Si elle échoue, le salafisme continuera à occuper l’espace abandonné. Il continuera à offrir une identité là où la nation n’offre plus de dignité, une discipline là où l’école n’offre plus d’avenir, une communauté là où la ville produit de la solitude, une certitude là où la politique n’offre plus que corruption. Et face à lui, une fausse gauche réclamera plus d’ordre, plus de contrôle, plus de pouvoir vertical. Les deux adversaires auront alors besoin l’un de l’autre : le fanatique justifiera le policier, le policier nourrira le fanatique.

Mais un autre chemin reste possible. Il passe par la reconstruction lente d’un espace public où l’on peut croire sans imposer, douter sans être insulté, critiquer sans être emprisonné, vivre sa culture sans enfermer les autres, défendre les pauvres sans mépriser les libertés, défendre les libertés sans oublier les pauvres. Ce chemin n’a rien de spectaculaire. Il ne produit pas de slogans faciles. Il exige du temps, de la patience, du courage et une grande honnêteté intellectuelle.

La question n’est donc pas seulement de savoir si le retour du salafisme peut fabriquer une gauche réactionnaire. La réponse est oui, s’il la pousse à devenir autoritaire, identitaire ou moraliste. Mais il peut aussi, par contraste, obliger la gauche à se refonder. Il peut la forcer à comprendre que le progrès n’est pas un costume occidental, ni un discours d’élite, ni une hostilité à la foi. Le progrès est la possibilité donnée à chaque être humain de sortir de la peur : peur de Dieu transformé en gendarme, peur de l’État transformé en maître, peur du groupe transformé en tribunal, peur de la pauvreté transformée en destin.

Une gauche qui comprend cela ne sera pas réactionnaire. Elle sera radicale au meilleur sens du terme : elle ira à la racine des choses. Et la racine des choses, dans le monde arabe comme ailleurs, n’est pas seulement religieuse. Elle est dans l’injustice, l’humiliation, l’ignorance organisée, la confiscation de la parole, la défaite de l’école, la fatigue des corps, le mépris des femmes et la peur de penser.

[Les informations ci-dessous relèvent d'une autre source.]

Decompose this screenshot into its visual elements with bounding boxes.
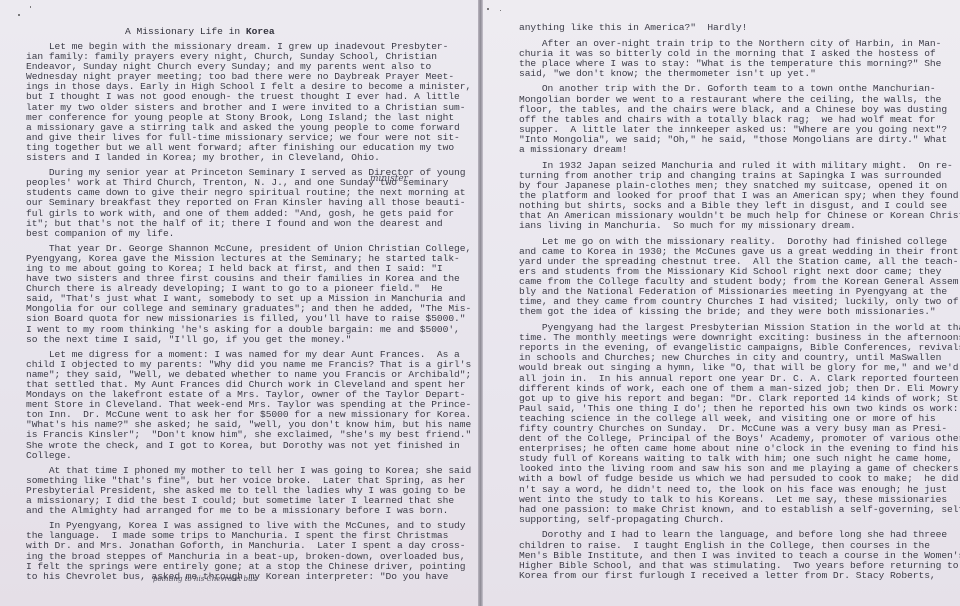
text-line: them got the idea of kissing the bride; … (519, 307, 949, 317)
text-line: College. (26, 451, 466, 461)
left-page-body: Let me begin with the missionary dream. … (26, 42, 466, 587)
paragraph: In Pyengyang, Korea I was assigned to li… (26, 521, 466, 582)
text-line: said, "we don't know; the thermometer is… (519, 69, 949, 79)
text-line: supporting, self-propagating Church. (519, 515, 949, 525)
paragraph: Pyengyang had the largest Presbyterian M… (519, 323, 949, 525)
text-line: our Seminary breakfast they reported on … (26, 198, 466, 208)
text-line: sisters and I landed in Korea; my brothe… (26, 153, 466, 163)
text-line: anything like this in America?" Hardly! (519, 23, 949, 33)
paragraph: In 1932 Japan seized Manchuria and ruled… (519, 161, 949, 232)
paragraph: Let me digress for a moment: I was named… (26, 350, 466, 461)
text-line: best companion of my life. (26, 229, 466, 239)
text-line: a missionary dream! (519, 145, 949, 155)
text-line: Korea from our first furlough I received… (519, 571, 949, 581)
text-line: Dorothy and I had to learn the language,… (519, 530, 949, 540)
text-line: and the Almighty had arranged for me to … (26, 506, 466, 516)
right-page-body: anything like this in America?" Hardly! … (519, 23, 949, 586)
title-text: A Missionary Life in (125, 26, 246, 37)
paragraph: On another trip with the Dr. Goforth tea… (519, 84, 949, 155)
paragraph: After an over-night train trip to the No… (519, 39, 949, 79)
text-line: ians living in Manchuria. So much for my… (519, 221, 949, 231)
paragraph: Let me go on with the missionary reality… (519, 237, 949, 318)
paragraph: Dorothy and I had to learn the language,… (519, 530, 949, 580)
paragraph: Let me begin with the missionary dream. … (26, 42, 466, 163)
document-title: A Missionary Life in Korea (125, 26, 275, 37)
paragraph: At that time I phoned my mother to tell … (26, 466, 466, 516)
title-korea: Korea (246, 26, 275, 37)
speck (500, 10, 501, 11)
left-page: A Missionary Life in Korea Let me begin … (0, 0, 478, 606)
right-page: anything like this in America?" Hardly! … (483, 0, 960, 606)
text-line: with Dr. and Mrs. Jonathan Goforth, in M… (26, 541, 466, 551)
speck (487, 8, 489, 10)
text-line: so the next time I said, "I'll go, if yo… (26, 335, 466, 345)
text-line: She wrote the check, and I got to Korea,… (26, 441, 466, 451)
paragraph: anything like this in America?" Hardly! (519, 23, 949, 33)
speck (30, 6, 31, 8)
speck (18, 14, 20, 16)
handwritten-note-minister: minister (370, 174, 408, 184)
paragraph: That year Dr. George Shannon McCune, pre… (26, 244, 466, 345)
text-line: would break out singing a hymn, like "O,… (519, 363, 949, 373)
handwritten-note-pointing: pointing to his Chevrolet bus (153, 575, 256, 583)
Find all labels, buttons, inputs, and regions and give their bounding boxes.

Contre le salafisme fanatique, contre l’autoritarisme moderniste, contre le cynisme économique, il faut une gauche qui rende à l’être humain sa complexité. C’est peut-être cela, aujourd’hui, le vrai courage politique.


Bibliographie

Bayat, Asef (2013). Life as Politics: How Ordinary People Change the Middle East. Stanford University Press.

Kepel, Gilles (2000). Jihad. Expansion et déclin de l’islamisme. Paris : Gallimard.

Roy, Olivier (1994). The Failure of Political Islam. Cambridge, MA : Harvard University Press.

Wiktorowicz, Quintan (2006). « Anatomy of the Salafi Movement ». Studies in Conflict & Terrorism, 29(3), 207–239.